Green communications are focused on reducing energy consumption and making efficient use of resources to limit the impact on the planet. The European Union aims at reducing greenhouse gas emissions in 2030 by at least 50% compared with the year 1990. Communication systems are part of the problem as they contribute to greenhouse gas emissions, pollution, and climate change. For Wireless Sensor Networks (WSNs), the strategy to reduce energy is not clear as its performance and design are decided on a case-by-case basis. For some applications the system lifetime is crucial, while for others the event detection probability, packet delay, or coverage is more important. Additionally, the configuration, architecture, communication schemes, available resources, and type of monitoring among other factors have a direct impact on the energy consumption and quality of service (QoS) provided. As such, reducing energy consumption to reduce the impact on the planet is a challenging task.
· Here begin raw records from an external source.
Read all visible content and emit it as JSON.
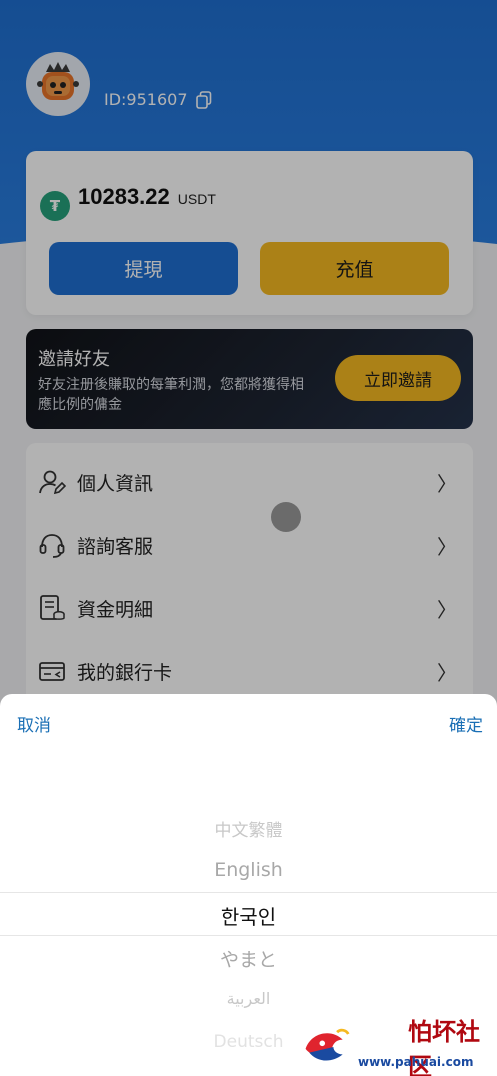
{
  "user": {
    "id_text": "ID:951607"
  },
  "balance": {
    "value": "10283.22",
    "unit": "USDT"
  },
  "actions": {
    "withdraw": "提現",
    "deposit": "充值"
  },
  "invite": {
    "title": "邀請好友",
    "desc": "好友注册後賺取的每筆利潤，您都將獲得相應比例的傭金",
    "button": "立即邀請"
  },
  "menu": {
    "items": [
      {
        "label": "個人資訊",
        "icon": "user-edit-icon"
      },
      {
        "label": "諮詢客服",
        "icon": "headset-icon"
      },
      {
        "label": "資金明細",
        "icon": "ledger-icon"
      },
      {
        "label": "我的銀行卡",
        "icon": "bank-card-icon"
      }
    ]
  },
  "sheet": {
    "cancel": "取消",
    "confirm": "確定",
    "options": [
      "中文繁體",
      "English",
      "한국인",
      "やまと",
      "العربية",
      "Deutsch"
    ],
    "selected_index": 2
  },
  "watermark": {
    "text": "怕坏社区",
    "url": "www.pahuai.com"
  },
  "colors": {
    "primary": "#1f6fd1",
    "accent": "#f5b921",
    "link": "#1a6fb5"
  }
}
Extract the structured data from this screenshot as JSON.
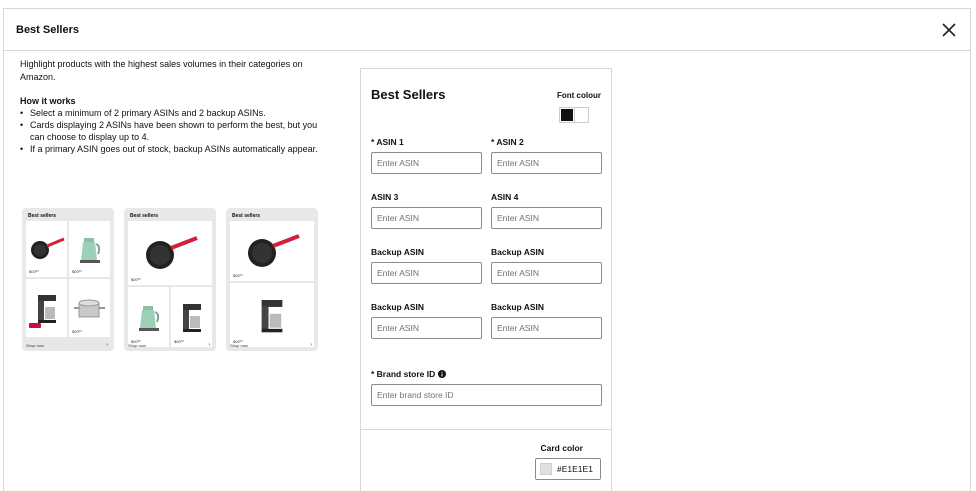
{
  "modal": {
    "title": "Best Sellers"
  },
  "left": {
    "intro": "Highlight products with the highest sales volumes in their categories on Amazon.",
    "how_title": "How it works",
    "how_items": [
      "Select a minimum of 2 primary ASINs and 2 backup ASINs.",
      "Cards displaying 2 ASINs have been shown to perform the best, but you can choose to display up to 4.",
      "If a primary ASIN goes out of stock, backup ASINs automatically appear."
    ]
  },
  "previews": {
    "card_title": "Best sellers",
    "shop_now": "Shop now",
    "price": "$00⁰⁰"
  },
  "form": {
    "title": "Best Sellers",
    "font_colour_label": "Font colour",
    "colors": {
      "black": "#111111",
      "white": "#ffffff"
    },
    "fields": [
      {
        "label": "* ASIN 1",
        "placeholder": "Enter ASIN"
      },
      {
        "label": "* ASIN 2",
        "placeholder": "Enter ASIN"
      },
      {
        "label": "ASIN 3",
        "placeholder": "Enter ASIN"
      },
      {
        "label": "ASIN 4",
        "placeholder": "Enter ASIN"
      },
      {
        "label": "Backup ASIN",
        "placeholder": "Enter ASIN"
      },
      {
        "label": "Backup ASIN",
        "placeholder": "Enter ASIN"
      },
      {
        "label": "Backup ASIN",
        "placeholder": "Enter ASIN"
      },
      {
        "label": "Backup ASIN",
        "placeholder": "Enter ASIN"
      }
    ],
    "brand_store": {
      "label": "* Brand store ID",
      "placeholder": "Enter brand store ID"
    },
    "card_color": {
      "label": "Card color",
      "value": "#E1E1E1"
    }
  }
}
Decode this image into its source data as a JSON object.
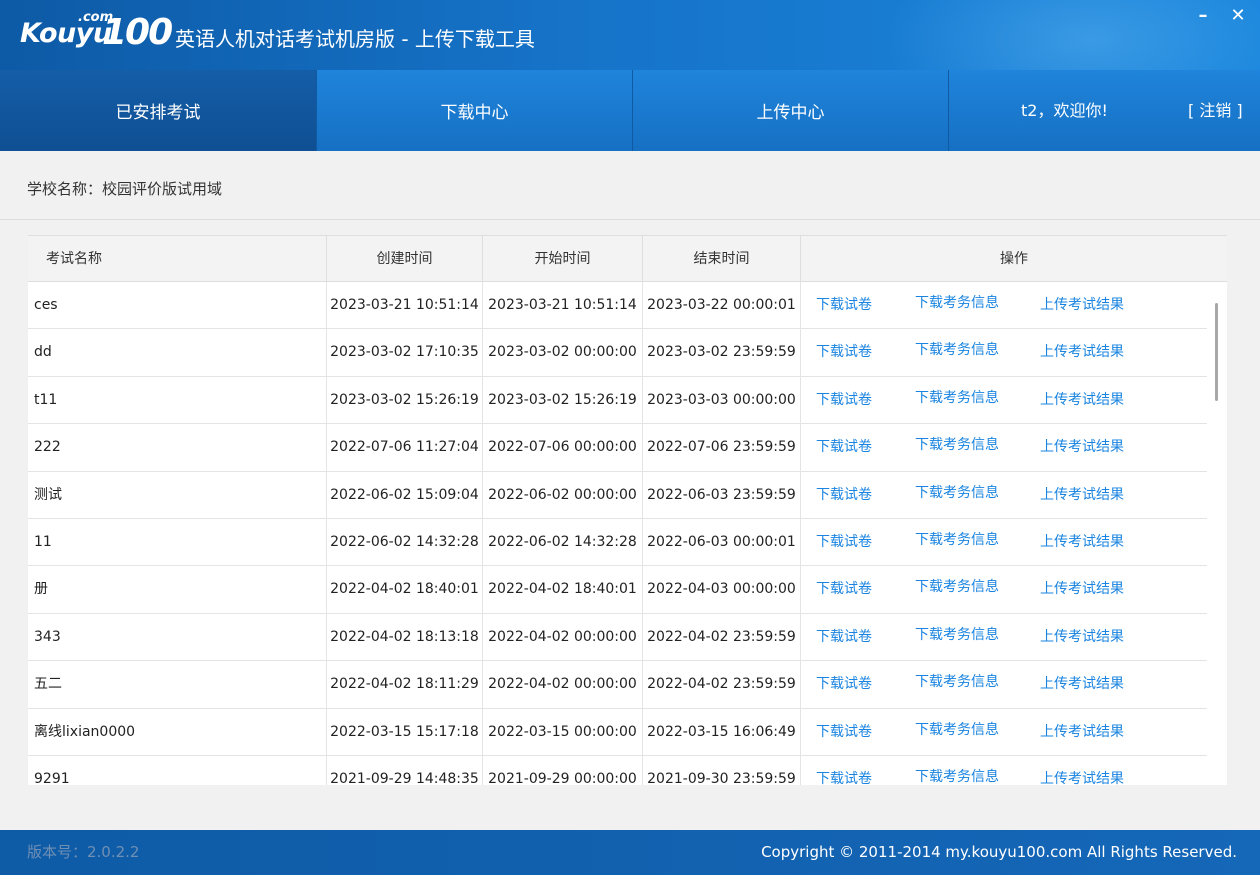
{
  "app": {
    "logo_word": "Kouyu",
    "logo_com": ".com",
    "logo_num": "100",
    "title": "英语人机对话考试机房版 - 上传下载工具",
    "minimize": "–",
    "close": "✕"
  },
  "nav": {
    "tabs": [
      {
        "label": "已安排考试",
        "active": true
      },
      {
        "label": "下载中心",
        "active": false
      },
      {
        "label": "上传中心",
        "active": false
      }
    ],
    "welcome": "t2，欢迎你!",
    "logout": "[ 注销 ]"
  },
  "school": {
    "label": "学校名称：校园评价版试用域"
  },
  "table": {
    "headers": [
      "考试名称",
      "创建时间",
      "开始时间",
      "结束时间",
      "操作"
    ],
    "actions": [
      "下载试卷",
      "下载考务信息",
      "上传考试结果"
    ],
    "rows": [
      {
        "name": "ces",
        "created": "2023-03-21 10:51:14",
        "start": "2023-03-21 10:51:14",
        "end": "2023-03-22 00:00:01"
      },
      {
        "name": "dd",
        "created": "2023-03-02 17:10:35",
        "start": "2023-03-02 00:00:00",
        "end": "2023-03-02 23:59:59"
      },
      {
        "name": "t11",
        "created": "2023-03-02 15:26:19",
        "start": "2023-03-02 15:26:19",
        "end": "2023-03-03 00:00:00"
      },
      {
        "name": "222",
        "created": "2022-07-06 11:27:04",
        "start": "2022-07-06 00:00:00",
        "end": "2022-07-06 23:59:59"
      },
      {
        "name": "测试",
        "created": "2022-06-02 15:09:04",
        "start": "2022-06-02 00:00:00",
        "end": "2022-06-03 23:59:59"
      },
      {
        "name": "11",
        "created": "2022-06-02 14:32:28",
        "start": "2022-06-02 14:32:28",
        "end": "2022-06-03 00:00:01"
      },
      {
        "name": "册",
        "created": "2022-04-02 18:40:01",
        "start": "2022-04-02 18:40:01",
        "end": "2022-04-03 00:00:00"
      },
      {
        "name": "343",
        "created": "2022-04-02 18:13:18",
        "start": "2022-04-02 00:00:00",
        "end": "2022-04-02 23:59:59"
      },
      {
        "name": "五二",
        "created": "2022-04-02 18:11:29",
        "start": "2022-04-02 00:00:00",
        "end": "2022-04-02 23:59:59"
      },
      {
        "name": "离线lixian0000",
        "created": "2022-03-15 15:17:18",
        "start": "2022-03-15 00:00:00",
        "end": "2022-03-15 16:06:49"
      },
      {
        "name": "9291",
        "created": "2021-09-29 14:48:35",
        "start": "2021-09-29 00:00:00",
        "end": "2021-09-30 23:59:59"
      }
    ]
  },
  "footer": {
    "version": "版本号：2.0.2.2",
    "copyright": "Copyright © 2011-2014 my.kouyu100.com All Rights Reserved."
  }
}
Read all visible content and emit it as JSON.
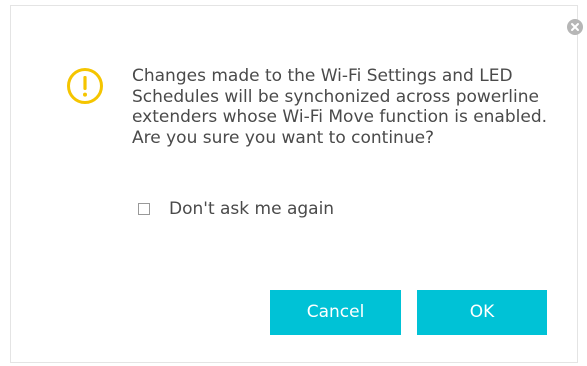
{
  "dialog": {
    "message": "Changes made to the Wi-Fi Settings and LED Schedules will be synchonized across powerline extenders whose Wi-Fi Move function is enabled. Are you sure you want to continue?",
    "checkbox_label": "Don't ask me again",
    "checkbox_checked": false,
    "cancel_label": "Cancel",
    "ok_label": "OK",
    "icons": {
      "warning": "warning-icon",
      "close": "close-icon"
    }
  },
  "colors": {
    "accent": "#00c2d6",
    "warning": "#f5c500",
    "text": "#4a4a4a",
    "close": "#b6b6b6"
  }
}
With the rise of the Internet of Things (IoT), we expect a massive deployment of nodes that may cause irreparable damage to the planet if these issues are not considered in the design of WSNs.

The use of organic and compostable materials is essential to provide harmless monitoring. Additionally, WSNs can be deployed to stimulate efficient energy use across different human and economic activities. For example, WSNs can be deployed to monitor pollution levels and vehicular traffic in smart city environments, reporting timely to users in order to encourage the use of clean energy means of transportation such as bikes or walking when possible. Furthermore, WSNs can be deployed to reduce water consumption and the use of fertilizers and insecticides by targeting specific zones while operating with low energy levels by means of research on node positioning and drone assisted WSNs, among others.

In this Special Issue, we welcome original research that aims at reducing the impact of WSNs on the environment by reducing energy consumption, not only to increase the system lifetime but also to make efficient use of resources to only use energy when needed, reducing carbon emissions and pollution. We especially welcome submissions providing innovative and multidisciplinary works ranging from materials, machine learning, communication networks, multivariable optimization, and others mainly aimed at reducing the impact of this monitoring technology deployment in the environment, including forests, parks, oceans, rivers, and other fragile ecosystems. We also hope to attract review articles that describe the current state of the art in this area.

Potential topics include but are not limited to the following:

• Low energy consumption WSNs
• Efficient resource utilization
• UAV assisted WSNs to reduce energy consumption
• Energy harvesting in WSNs
• Machine learning schemes to reduce energy consumption
• Clustering/data fusion/compression in WSNs to reduce energy consumption
• Mobile robot-assisted WSNs to reduce energy consumption
• Multivariable optimization for multiple QoS providing in resource-limited WSNs
• Organic and/or recyclable materials for node construction or batteries
• Use of clean energies in WSNs